Knowledge is Power: The Role of Law Librarians in the Future Legal Market 

Law is becoming a buyer’s market. Armed with unprecedented access to industry data, clients are ready to forge a new relationship with law firms, which themselves are facing competition from alternative legal services providers while coping with shrinking retainers and internal succession crises. In this time of upheaval, many old assumptions are falling away, and new approaches to the business of law are emerging.

In the coming years, law firms will generate revenue from a diverse range of sources — including technology-driven products and the contributions of skilled “non-lawyers” — rather than from the billable efforts of lawyers alone. The critical elements in these new offerings will be knowledge, data and information — and that will make law librarians and legal knowledge managers some of the most important people in the legal world.

Jordan Furlong, a leading legal market analyst and industry consultant, will explain the forces that have brought about such widespread change in the law, describe the key features of both tomorrow’s clients and tomorrow’s law firms, and share his insights and forecasts about the role that law librarians and legal knowledge managers will play in the law firms of the future.

Competitive Intelligence & Government Docs: Find, Use & Create Actionable Intelligence

Locating and analyzing government information can be a daunting and convoluted task, however honing these skills can give you an edge in conducting competitive intelligence (CI) and business research for lawyers and their clients. Among other things, government information can be used to:

  • Keep lawyers and clients abreast of regulatory and legislative changes,
  • Gather intel on clients and client competitors, and
  • Provide data for benchmarking and forecasting.

This hands-on session will present a few case studies- employing analytical CI frameworks and government information to create actionable intelligence. A variety of government information including regulatory changes, access to information requests, parliamentary, and ministerial/departmental information will be covered. Attendees will leave this session with an understanding of basic CI frameworks, how to locate a variety of government information, and how to combine these to create actionable intelligence.

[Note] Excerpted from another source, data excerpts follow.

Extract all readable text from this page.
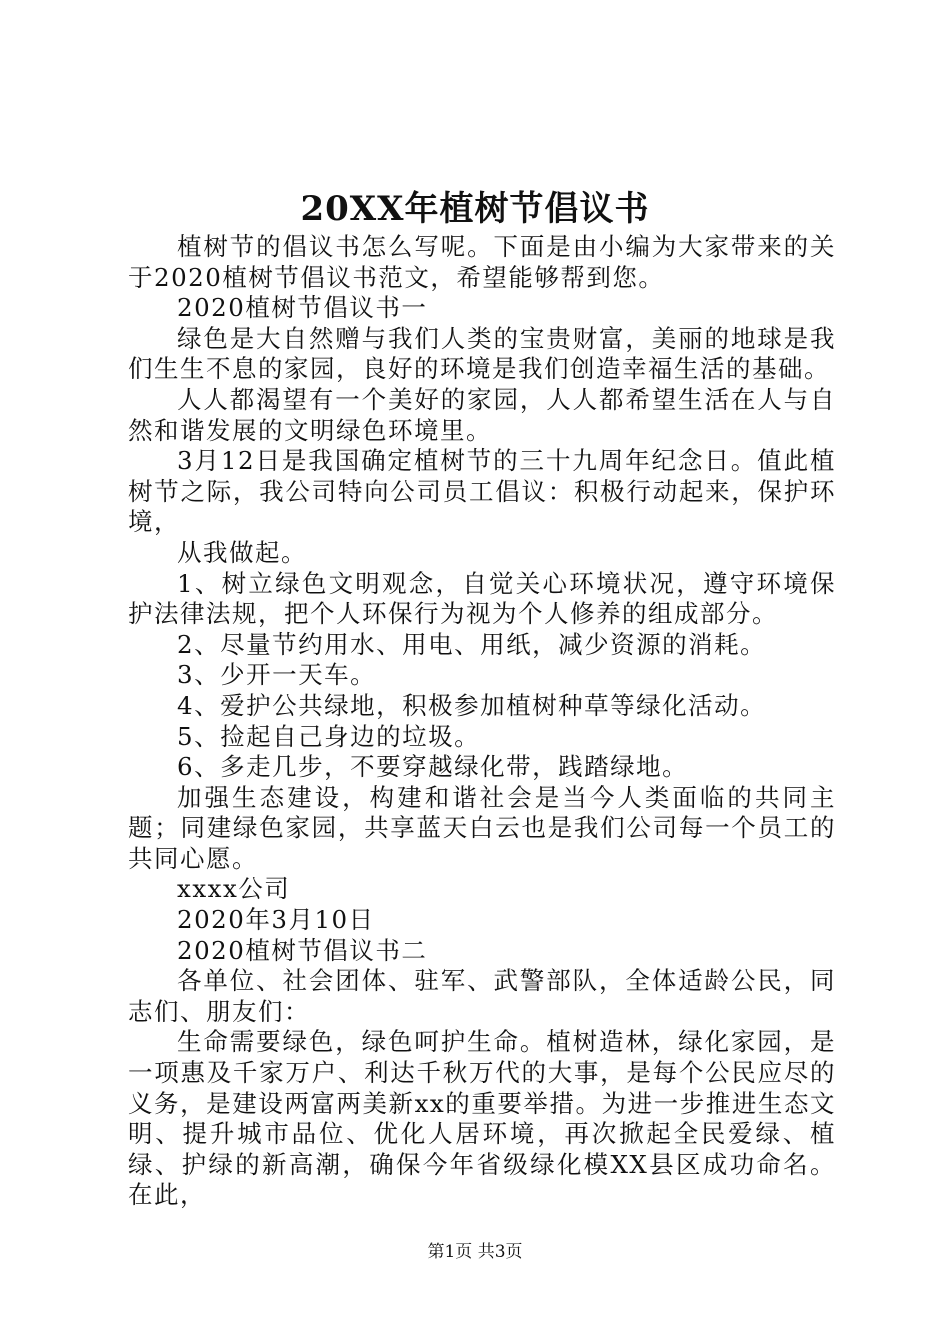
20XX年植树节倡议书

植树节的倡议书怎么写呢。下面是由小编为大家带来的关于2020植树节倡议书范文，希望能够帮到您。

2020植树节倡议书一

绿色是大自然赠与我们人类的宝贵财富，美丽的地球是我们生生不息的家园，良好的环境是我们创造幸福生活的基础。

人人都渴望有一个美好的家园，人人都希望生活在人与自然和谐发展的文明绿色环境里。

3月12日是我国确定植树节的三十九周年纪念日。值此植树节之际，我公司特向公司员工倡议：积极行动起来，保护环境，

从我做起。

1、树立绿色文明观念，自觉关心环境状况，遵守环境保护法律法规，把个人环保行为视为个人修养的组成部分。

2、尽量节约用水、用电、用纸，减少资源的消耗。

3、少开一天车。

4、爱护公共绿地，积极参加植树种草等绿化活动。

5、捡起自己身边的垃圾。

6、多走几步，不要穿越绿化带，践踏绿地。

加强生态建设，构建和谐社会是当今人类面临的共同主题；同建绿色家园，共享蓝天白云也是我们公司每一个员工的共同心愿。

xxxx公司

2020年3月10日

2020植树节倡议书二

各单位、社会团体、驻军、武警部队，全体适龄公民，同志们、朋友们：

生命需要绿色，绿色呵护生命。植树造林，绿化家园，是一项惠及千家万户、利达千秋万代的大事，是每个公民应尽的义务，是建设两富两美新xx的重要举措。为进一步推进生态文明、提升城市品位、优化人居环境，再次掀起全民爱绿、植绿、护绿的新高潮，确保今年省级绿化模XX县区成功命名。在此，

第1页 共3页
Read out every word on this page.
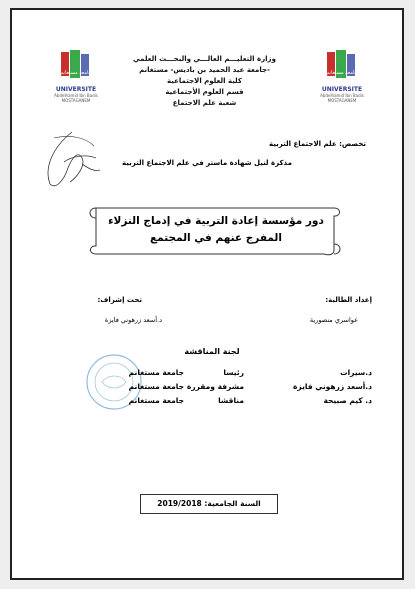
جامعة مستغانم
UNIVERSITE
Abdelhamid Ibn Badis
MOSTAGANEM
جامعة مستغانم
UNIVERSITE
Abdelhamid Ibn Badis
MOSTAGANEM
وزارة التعليـــم العالـــي والبحـــث العلمي
جامعة عبد الحميد بن باديس- مستغانم-
كلية العلوم الاجتماعية
قسم العلوم الأجتماعية
شعبة علم الاجتماع
تخصص: علم الاجتماع التربية
مذكرة لنيل شهادة ماستر في علم الاجتماع التربية
دور مؤسسة إعادة التربية في إدماج النزلاء
المفرج عنهم في المجتمع
إعداد الطالبة:
عواسري منصورية
تحت إشراف:
د.أسعد زرهوني فايزة
لجنة المناقشة
د.سيرات
رئيسا
جامعة مستغانم
د.أسعد زرهوني فايزة
مشرفة ومقررة
جامعة مستغانم
د. كيم صبيحة
مناقشا
جامعة مستغانم
السنة الجامعية: 2019/2018
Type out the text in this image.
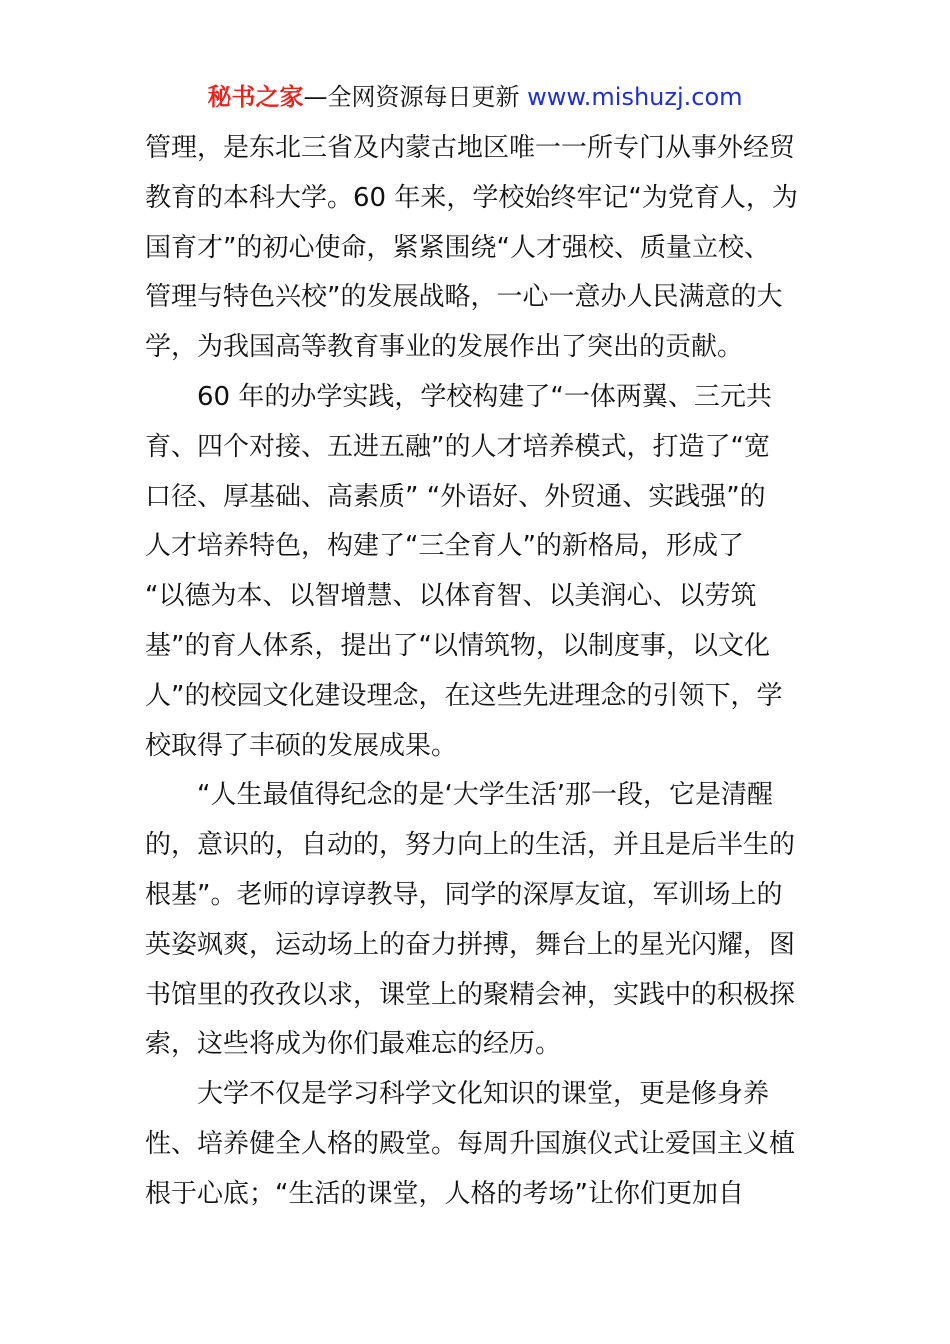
秘书之家—全网资源每日更新 www.mishuzj.com

管理，是东北三省及内蒙古地区唯一一所专门从事外经贸
教育的本科大学。60 年来，学校始终牢记“为党育人，为
国育才”的初心使命，紧紧围绕“人才强校、质量立校、
管理与特色兴校”的发展战略，一心一意办人民满意的大
学，为我国高等教育事业的发展作出了突出的贡献。

60 年的办学实践，学校构建了“一体两翼、三元共
育、四个对接、五进五融”的人才培养模式，打造了“宽
口径、厚基础、高素质” “外语好、外贸通、实践强”的
人才培养特色，构建了“三全育人”的新格局，形成了
“以德为本、以智增慧、以体育智、以美润心、以劳筑
基”的育人体系，提出了“以情筑物，以制度事，以文化
人”的校园文化建设理念，在这些先进理念的引领下，学
校取得了丰硕的发展成果。

“人生最值得纪念的是‘大学生活’那一段，它是清醒
的，意识的，自动的，努力向上的生活，并且是后半生的
根基”。老师的谆谆教导，同学的深厚友谊，军训场上的
英姿飒爽，运动场上的奋力拼搏，舞台上的星光闪耀，图
书馆里的孜孜以求，课堂上的聚精会神，实践中的积极探
索，这些将成为你们最难忘的经历。

大学不仅是学习科学文化知识的课堂，更是修身养
性、培养健全人格的殿堂。每周升国旗仪式让爱国主义植
根于心底；“生活的课堂，人格的考场”让你们更加自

The Crown, The Copyright, and The Law

November 7, 2017 marked five years since the 2012 Copyright Modernization Act was implemented, a point by which a review of the Act is mandated. Surrounding months have seen wide discussion of Canada’s copyright regime. Librarian Amanda Wakaruk launched ePetition E-1116, a laudable attempt to assure availability of government publications. Digging deeper, there is a plausible argument that with respect to primary law of Canada – legislation and case law – Crown copyright, or indeed copyright protection generally, has never subsisted, nor should it.

This session will pursue an analysis of Canadian copyright legislation, judicial interpretation, theory, and comparative law including Indigenous law, to elucidate the contention that primary law is a copyright-free zone in this country and should be formally recognized as such. The session will also explore the possibilities and implications that might arise from such recognition, particularly for wide publication of open primary law and creative opportunities.

As I mentioned above, Brenda and I will also be presenting this year. Brenda will be leading a session on the super useful website Canva, which allows you to make really nice graphics without being a designer, while I’ll be giving a lightning talk on our Will Check program. It’s going to be a busy, but undoubtedly excellent, conference!